For the beginner, there may be a tendency to confuse socialization with other processes of change. It is essential, therefore, to emphasize that there is a difference between them. Two aspects of socialization distinguish it from those other processes of change. First, socialization refers only to the changes in behaviour and attitude having their origins in interactions with other persons. Secondly, socialization includes only those which occur through learning. Other changes, such as those resulting from physical growth, are not part of the socialization process. Other illustrations of socialization include learning the folksways and customs of one’s society and regional groups and the religious beliefs and moral values of one’s society and family.
At the end of this unit, you should be able to:
- give a detailed description of socialization
- describe the agents of socialization.
3.0 MAIN CONTENT
3.1 What is Socialization?
Socialization into society involves being socialised into various sub-groups within the society (e.g. the family, school, peer group association, work place, etc). Being looked at from the perspective of the individual being socialised, the function of socialization is to secure entrance into and acceptance by his society and its sub- groups. But as a matter of life, looking at it from the societal perspective, socialization is the process by which different individuals are prepared to play many different and varied roles and interact in such a way that the interrelated individuals and groups can function as a whole -as a society.
This is not to imply that those undergoing socialisation experiences consciously tell themselves that they are doing what they are doing for the reason enumerated. Whatever the intended immediate results may be, the overall result is to make those involved sufficiently alike so that they can function as interacting members of a group, and sufficiently different so that the various behaviour pattern’s needed to maintain the society are produced.
By definition, socialisation is an interactional process in which an individual’s behaviour and attitude are modified to conform with the members’ expectation of the groups to which he or she belongs.
SELF-ASSESSMENT EXERCISE 1
What is your understanding of Socialisation?
3.2 Agents of Socialization
The following are agents of socialisation:
- Peer and own preferences
- Television and Mass Media
This is one of the agents of socialization. Parents are the most important socializing agents for the child at the very early stages of his development. Parents and the child’s siblings form the only significant group on whom the child depends physically and psychologically. In reality, parents and siblings of the child under socialization are usually referred to as significant others, on whom the child can observe, imitate and identify with. In actual fact, the value, attitudes, the norms, folks ways and beliefs of a society are learned by the child from his interaction with his parents and siblings.
Peer and Own Preferences
This is another important agent of socialization for a child. As the child matures, he begins to interact with his friends (i.e. friends in the neighbourhood, church/mosque and other important places). The child begins to learn new things which he might not have learnt from his parents and siblings. A lot of things (good or bad) are learned from these interactions. Can you remember what your peer group taught you while you were maturing from childhood to adulthood? Just have a flashback, you will definitely remember what you were taught by your peer group members.
Television and Mass Media
It is a fact that television and other mass media such as radio, print advertisement, films, etc. do go a long way to socialize children. As a matter of fact, the increasing industrialization and urbanisation have greatly influenced the impact of television and mass media on child’s socialization; for example, in Nigeria today, newspapers, magazines and other printed materials have increased tremendously just as radio and television have. These have become important media through which certain types of socialization take place.

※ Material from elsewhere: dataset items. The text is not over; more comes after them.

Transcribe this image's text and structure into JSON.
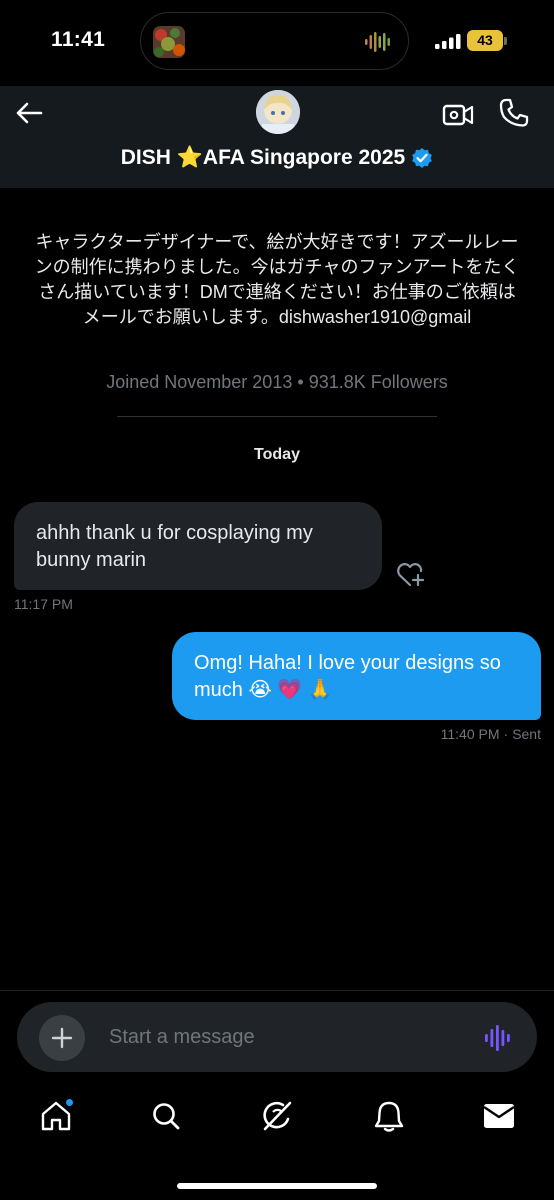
{
  "status_bar": {
    "time": "11:41",
    "battery": "43",
    "icons": [
      "signal-icon",
      "battery-icon",
      "audio-wave-icon"
    ]
  },
  "header": {
    "name": "DISH ⭐AFA Singapore 2025",
    "verified": true,
    "icons": [
      "back-arrow-icon",
      "video-call-icon",
      "phone-call-icon",
      "verified-badge-icon"
    ]
  },
  "profile": {
    "bio": "キャラクターデザイナーで、絵が大好きです！アズールレーンの制作に携わりました。今はガチャのファンアートをたくさん描いています！DMで連絡ください！お仕事のご依頼はメールでお願いします。dishwasher1910@gmail",
    "joined": "Joined November 2013",
    "separator": "•",
    "followers": "931.8K Followers"
  },
  "conversation": {
    "date_label": "Today",
    "messages": [
      {
        "direction": "incoming",
        "text": "ahhh thank u for cosplaying my bunny marin",
        "time": "11:17 PM"
      },
      {
        "direction": "outgoing",
        "text": "Omg! Haha! I love your designs so much 😭 💗 🙏",
        "time": "11:40 PM",
        "status": "Sent",
        "separator": "·"
      }
    ]
  },
  "composer": {
    "placeholder": "Start a message",
    "icons": [
      "plus-icon",
      "voice-wave-icon"
    ]
  },
  "bottom_nav": {
    "items": [
      "home-icon",
      "search-icon",
      "grok-icon",
      "notifications-icon",
      "messages-icon"
    ],
    "active": "messages-icon",
    "home_has_dot": true
  },
  "colors": {
    "accent": "#1d9bf0",
    "background": "#000000",
    "header_bg": "#151a1f",
    "incoming_bubble": "#202327",
    "muted_text": "#71767b",
    "voice_icon": "#7856ff",
    "battery": "#e8c33a"
  }
}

As the child grows older and mature, the family role alone becomes inadequate for the socialisation of the individual. Therefore, it becomes more and more necessary for professionally trained personnel (such as teachers) to be involved in the socialisation process of the individuals.
The role of schools in the socialisation process is now becoming more and more prominent and recognised. As you can observe these days in Nigeria, children are sent to school much earlier, particularly with the introduction of day care centres where children, even six weeks old are sent while their mothers are at work. Not only this, nowadays in Nigeria, there improved educational opportunities opened to individuals for adequate training.
SELF-ASSESSMENT EXERCISE 2
Explain the agents of socialisation.
You can now bear with me that socialisation is inevitable in our daily lives. There is no how an individual will not pass through these stages of socialisation in one way or the other. We want to assure that the symbols and their associated definitions which are normally included in the culture of the group or society usually form the major part of what is learned in the process of socialisation. Through socialisation, the individual learns language(s) and other communication symbols. Such
an individual learns how to interpret or label objects, other people with whom he interacts, himself, and the situation. It is good to conclude that throughout an individual’s life, the individual continues to learn to take on behaviour appropriate to the expectations associated with whatever new positions he occupies (e.g. as an infant, a toddler, a boy, a youth, an adolescent, a middle-age man or an adult, a student or a worker, etc.
We have to described fully what is meant by socialisation. Efforts have also been made to explain the agents of socialisation. Now, better understanding of the concept of socialisation and its agents should have been developed. Therefore, you should now know that socialisation is a life-long and an uneven process with many advisors (e.g. parents, schools, media, etc).
6.0 TUTOR-MARKED ASSIGNMENT
- What do you understand by the term “Socialisation”?
- What are the agents of Socialisation?